El saldo preliminar de la agresión armada arroja al menos cuatro personas muertas —dos de ellas en la capital y dos más en las localidades periféricas de Bucha y Obujiv— además de al menos 69 heridos civiles. El alcalde de Kiev, Vitali Klitschko, detalló que las explosiones e incendios subsecuentes causaron severos daños materiales en infraestructura clave, destruyendo o afectando viviendas residenciales, centros comerciales, mercados, una planta de abastecimiento de agua, museos, teatros y varias escuelas y universidades.
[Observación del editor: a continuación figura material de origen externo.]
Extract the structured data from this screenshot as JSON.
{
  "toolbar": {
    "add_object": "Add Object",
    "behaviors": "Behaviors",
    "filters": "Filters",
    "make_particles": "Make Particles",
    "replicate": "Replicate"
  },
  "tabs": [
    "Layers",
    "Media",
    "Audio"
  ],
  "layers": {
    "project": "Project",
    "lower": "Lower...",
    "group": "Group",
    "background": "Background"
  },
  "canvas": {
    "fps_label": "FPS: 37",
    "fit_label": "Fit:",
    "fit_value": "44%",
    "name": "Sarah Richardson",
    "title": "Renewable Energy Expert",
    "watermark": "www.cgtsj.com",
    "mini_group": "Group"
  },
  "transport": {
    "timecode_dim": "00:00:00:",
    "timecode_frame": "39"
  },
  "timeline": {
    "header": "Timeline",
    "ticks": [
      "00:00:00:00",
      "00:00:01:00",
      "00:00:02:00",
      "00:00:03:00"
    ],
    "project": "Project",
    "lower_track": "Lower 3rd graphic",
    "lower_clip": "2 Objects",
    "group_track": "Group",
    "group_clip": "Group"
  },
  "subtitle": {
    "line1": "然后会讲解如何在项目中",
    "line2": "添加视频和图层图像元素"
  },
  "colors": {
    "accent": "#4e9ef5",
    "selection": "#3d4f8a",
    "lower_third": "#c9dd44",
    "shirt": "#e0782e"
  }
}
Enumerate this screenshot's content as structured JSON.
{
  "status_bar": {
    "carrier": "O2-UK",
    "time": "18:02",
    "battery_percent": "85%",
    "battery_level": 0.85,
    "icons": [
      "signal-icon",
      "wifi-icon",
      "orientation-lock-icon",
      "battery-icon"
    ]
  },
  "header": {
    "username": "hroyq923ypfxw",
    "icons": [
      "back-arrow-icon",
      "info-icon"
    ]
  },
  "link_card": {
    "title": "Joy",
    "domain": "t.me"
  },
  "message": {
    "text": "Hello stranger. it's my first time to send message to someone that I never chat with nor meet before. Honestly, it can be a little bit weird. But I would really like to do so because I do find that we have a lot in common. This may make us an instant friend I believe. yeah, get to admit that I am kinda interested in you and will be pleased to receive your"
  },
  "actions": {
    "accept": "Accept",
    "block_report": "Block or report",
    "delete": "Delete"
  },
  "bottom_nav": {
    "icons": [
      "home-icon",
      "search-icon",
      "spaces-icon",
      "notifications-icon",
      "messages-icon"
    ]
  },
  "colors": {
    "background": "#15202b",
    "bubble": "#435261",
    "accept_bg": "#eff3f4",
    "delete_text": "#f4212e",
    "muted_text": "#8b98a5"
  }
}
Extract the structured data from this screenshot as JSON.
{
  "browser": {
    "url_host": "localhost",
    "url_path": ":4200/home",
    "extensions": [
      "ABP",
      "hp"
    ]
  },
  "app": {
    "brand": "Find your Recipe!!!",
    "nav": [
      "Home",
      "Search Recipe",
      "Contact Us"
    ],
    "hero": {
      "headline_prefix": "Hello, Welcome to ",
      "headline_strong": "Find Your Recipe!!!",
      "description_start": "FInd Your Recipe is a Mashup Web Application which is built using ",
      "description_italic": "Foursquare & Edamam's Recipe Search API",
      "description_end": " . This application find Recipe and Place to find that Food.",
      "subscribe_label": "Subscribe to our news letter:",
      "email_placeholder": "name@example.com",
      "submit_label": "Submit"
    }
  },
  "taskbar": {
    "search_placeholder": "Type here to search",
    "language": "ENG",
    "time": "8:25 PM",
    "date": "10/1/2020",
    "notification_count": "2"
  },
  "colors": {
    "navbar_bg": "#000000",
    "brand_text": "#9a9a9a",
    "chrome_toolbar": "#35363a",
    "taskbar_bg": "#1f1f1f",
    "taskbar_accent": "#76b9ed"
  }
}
Los sistemas de defensa aérea ucranianos operaron a su máxima capacidad y lograron interceptar la mayoría de las amenazas, reportando el derribo de 549 drones y 55 misiles antes de que alcanzaran sus objetivos.
Por su parte, el presidente ruso, Vladimir Putin, justificó la ofensiva militar argumentando que se trató de una represalia directa tras un ataque previo con drones ucranianos contra edificios educativos en Starobilsk (territorio ocupado por Moscú en Lugansk), el cual dejó un saldo de 21 muertos. Mientras el Kremlin niega de manera sistemática apuntar intencionalmente a la población o a instalaciones civiles, las autoridades ucranianas rechazaron las acusaciones y aseguraron que sus operaciones previas se habían limitado estrictamente a neutralizar una base militar de drones rusos estacionada en dicha región.